22. Diğer taraftan kanun yolu incelemesi yapan merciin, yargılamayı yapan mahkemeyle aynı sonuca ulaşması ve bunu aynı gerekçeyi kullanarak veya aynı atıfla kararına yansıtması, kararın gerekçelendirilmiş olması bakımından yeterli görülebilir. Bununla birlikte ilk derece mahkemesince karşılanmayan veya ancak ilk defa kanun yolu merciine ileri sürülebilecek nitelikteki esaslı iddia ve itirazların kanun yolu merciince de değerlendirilmemesi gerekçeli karar hakkının ihlaline yol açabilir (bazı eklemeler ve farklılıklarla birlikte bkz.
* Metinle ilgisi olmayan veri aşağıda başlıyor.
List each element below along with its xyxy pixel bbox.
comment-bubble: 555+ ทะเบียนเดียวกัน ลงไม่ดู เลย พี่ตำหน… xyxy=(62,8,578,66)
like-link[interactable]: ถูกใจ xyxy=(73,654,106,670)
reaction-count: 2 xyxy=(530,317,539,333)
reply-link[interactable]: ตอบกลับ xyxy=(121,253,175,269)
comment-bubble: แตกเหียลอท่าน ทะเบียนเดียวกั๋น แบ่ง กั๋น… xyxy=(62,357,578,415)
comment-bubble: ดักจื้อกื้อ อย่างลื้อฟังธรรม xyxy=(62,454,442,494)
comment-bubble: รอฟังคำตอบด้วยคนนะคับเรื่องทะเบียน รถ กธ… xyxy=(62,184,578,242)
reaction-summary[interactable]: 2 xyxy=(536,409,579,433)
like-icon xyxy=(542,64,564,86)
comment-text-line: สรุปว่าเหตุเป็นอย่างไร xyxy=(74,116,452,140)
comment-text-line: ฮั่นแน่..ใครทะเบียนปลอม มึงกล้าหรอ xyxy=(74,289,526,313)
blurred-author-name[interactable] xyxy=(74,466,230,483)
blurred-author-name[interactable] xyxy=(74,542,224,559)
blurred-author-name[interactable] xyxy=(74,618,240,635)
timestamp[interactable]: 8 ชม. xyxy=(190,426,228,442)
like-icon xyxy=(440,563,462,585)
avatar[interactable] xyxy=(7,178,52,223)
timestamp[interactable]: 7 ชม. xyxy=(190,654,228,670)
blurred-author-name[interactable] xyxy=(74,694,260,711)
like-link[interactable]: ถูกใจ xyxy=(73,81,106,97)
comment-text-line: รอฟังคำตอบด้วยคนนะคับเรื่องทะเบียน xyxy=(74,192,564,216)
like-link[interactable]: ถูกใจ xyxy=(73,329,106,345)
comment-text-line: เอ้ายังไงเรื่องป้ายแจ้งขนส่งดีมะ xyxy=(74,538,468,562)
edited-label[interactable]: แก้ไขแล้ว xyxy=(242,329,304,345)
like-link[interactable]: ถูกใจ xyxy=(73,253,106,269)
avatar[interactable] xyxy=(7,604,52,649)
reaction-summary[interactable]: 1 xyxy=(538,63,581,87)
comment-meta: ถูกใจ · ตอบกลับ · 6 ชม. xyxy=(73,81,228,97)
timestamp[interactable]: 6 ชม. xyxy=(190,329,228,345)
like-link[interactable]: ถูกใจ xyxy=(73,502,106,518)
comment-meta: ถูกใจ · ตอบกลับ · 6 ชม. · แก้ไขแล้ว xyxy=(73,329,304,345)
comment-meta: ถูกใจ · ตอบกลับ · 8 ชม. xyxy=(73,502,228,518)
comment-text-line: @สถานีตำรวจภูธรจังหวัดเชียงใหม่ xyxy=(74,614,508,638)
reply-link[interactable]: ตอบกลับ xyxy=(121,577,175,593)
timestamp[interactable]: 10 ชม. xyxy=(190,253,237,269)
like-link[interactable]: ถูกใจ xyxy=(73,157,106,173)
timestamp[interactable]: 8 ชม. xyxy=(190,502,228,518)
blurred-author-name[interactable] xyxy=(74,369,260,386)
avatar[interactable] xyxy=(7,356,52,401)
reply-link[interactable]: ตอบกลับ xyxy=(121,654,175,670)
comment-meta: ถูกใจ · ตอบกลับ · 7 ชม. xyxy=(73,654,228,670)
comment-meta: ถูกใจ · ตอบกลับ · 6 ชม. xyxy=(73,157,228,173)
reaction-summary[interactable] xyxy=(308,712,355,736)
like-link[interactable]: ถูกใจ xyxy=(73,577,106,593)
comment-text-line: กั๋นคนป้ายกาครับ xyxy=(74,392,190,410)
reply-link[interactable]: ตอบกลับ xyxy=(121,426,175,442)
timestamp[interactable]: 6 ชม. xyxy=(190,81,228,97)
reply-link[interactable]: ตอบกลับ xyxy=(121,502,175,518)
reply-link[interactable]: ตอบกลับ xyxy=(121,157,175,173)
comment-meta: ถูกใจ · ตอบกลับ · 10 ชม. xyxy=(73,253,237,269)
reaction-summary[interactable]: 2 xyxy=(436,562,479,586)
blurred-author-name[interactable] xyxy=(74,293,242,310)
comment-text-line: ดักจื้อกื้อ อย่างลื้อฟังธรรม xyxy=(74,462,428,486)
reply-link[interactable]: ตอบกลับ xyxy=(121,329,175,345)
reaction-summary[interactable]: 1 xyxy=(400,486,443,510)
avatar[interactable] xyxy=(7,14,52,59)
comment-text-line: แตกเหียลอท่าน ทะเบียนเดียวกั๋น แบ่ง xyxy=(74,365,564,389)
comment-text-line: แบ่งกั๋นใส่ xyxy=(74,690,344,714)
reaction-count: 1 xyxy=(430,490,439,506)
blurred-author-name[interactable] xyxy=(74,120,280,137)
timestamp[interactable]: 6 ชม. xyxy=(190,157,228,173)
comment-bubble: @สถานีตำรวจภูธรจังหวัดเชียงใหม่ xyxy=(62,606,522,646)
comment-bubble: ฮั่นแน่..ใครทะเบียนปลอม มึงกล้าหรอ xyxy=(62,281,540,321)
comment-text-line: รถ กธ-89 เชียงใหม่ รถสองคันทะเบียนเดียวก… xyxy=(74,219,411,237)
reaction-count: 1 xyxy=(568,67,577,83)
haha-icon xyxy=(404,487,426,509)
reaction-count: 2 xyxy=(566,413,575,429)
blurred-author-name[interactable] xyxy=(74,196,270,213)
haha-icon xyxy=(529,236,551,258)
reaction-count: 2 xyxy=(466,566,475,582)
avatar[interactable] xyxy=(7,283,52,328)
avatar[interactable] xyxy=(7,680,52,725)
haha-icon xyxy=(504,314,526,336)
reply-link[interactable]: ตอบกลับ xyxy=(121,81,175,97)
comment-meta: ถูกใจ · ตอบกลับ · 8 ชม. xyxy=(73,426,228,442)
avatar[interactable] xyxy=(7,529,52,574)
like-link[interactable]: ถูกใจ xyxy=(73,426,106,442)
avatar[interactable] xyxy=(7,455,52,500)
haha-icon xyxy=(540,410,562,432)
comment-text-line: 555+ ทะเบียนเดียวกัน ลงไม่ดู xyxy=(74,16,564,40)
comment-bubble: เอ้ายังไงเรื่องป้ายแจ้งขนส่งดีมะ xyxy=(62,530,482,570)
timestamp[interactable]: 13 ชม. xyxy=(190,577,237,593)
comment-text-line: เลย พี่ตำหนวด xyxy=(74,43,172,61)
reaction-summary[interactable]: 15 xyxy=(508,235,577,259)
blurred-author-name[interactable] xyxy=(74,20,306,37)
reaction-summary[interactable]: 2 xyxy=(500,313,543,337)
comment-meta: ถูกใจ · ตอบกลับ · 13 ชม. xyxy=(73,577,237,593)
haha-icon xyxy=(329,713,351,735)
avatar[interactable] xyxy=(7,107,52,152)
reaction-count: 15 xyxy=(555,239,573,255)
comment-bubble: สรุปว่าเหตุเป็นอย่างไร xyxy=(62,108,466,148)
Mehmet Yavuz [1.B.], B. No: 2013/2995, 20/2/2014, § 51).
23. Somut olayda, hem Mahkeme hem de kanun yolu mercileri tarafından başvurucunun iddia ve itirazları ile tüm dosya kapsamı dikkate alınarak hukukun genel ilkeleri ve ilgili mevzuat yorumlanmak suretiyle davanın reddine karar verildiği görülmektedir. Dolayısıyla yargı kararlarında gerekçeli karar hakkına yönelik bir ihlal olmadığının açık olduğu anlaşılmıştır.
24. Açıklanan gerekçelerle başvurunun bu kısmının açıkça dayanaktan yoksun olması nedeniyle kabul edilemez olduğuna karar verilmesi gerekir.
III. HÜKÜM
Açıklanan gerekçelerle;
A. Adli yardım talebinin GEÇİCİ OLARAK KABULÜNE,
B. 1. Hakkaniyete uygun yargılanma hakkının ihlal edildiğine ilişkin iddianın açıkça dayanaktan yoksun olması nedeniyle KABUL EDİLEMEZ OLDUĞUNA,
2. Gerekçeli karar hakkının ihlal edildiğine ilişkin iddianın açıkça dayanaktan yoksun olması nedeniyle KABUL EDİLEMEZ OLDUĞUNA,
C. Adli yardım talebinin kabulü ile geçici olarak muaf tutulan 487,60 TL harçtan ibaret yargılama giderinin 6100 sayılı Kanun’un 339. maddesinin (1) numaralı fıkrası uyarınca başvurucudan TAHSİLİNE,
D. Kararın bir örneğinin Adalet Bakanlığına GÖNDERİLMESİNE 29/4/2025 tarihinde OYBİRLİĞİYLE karar verildi.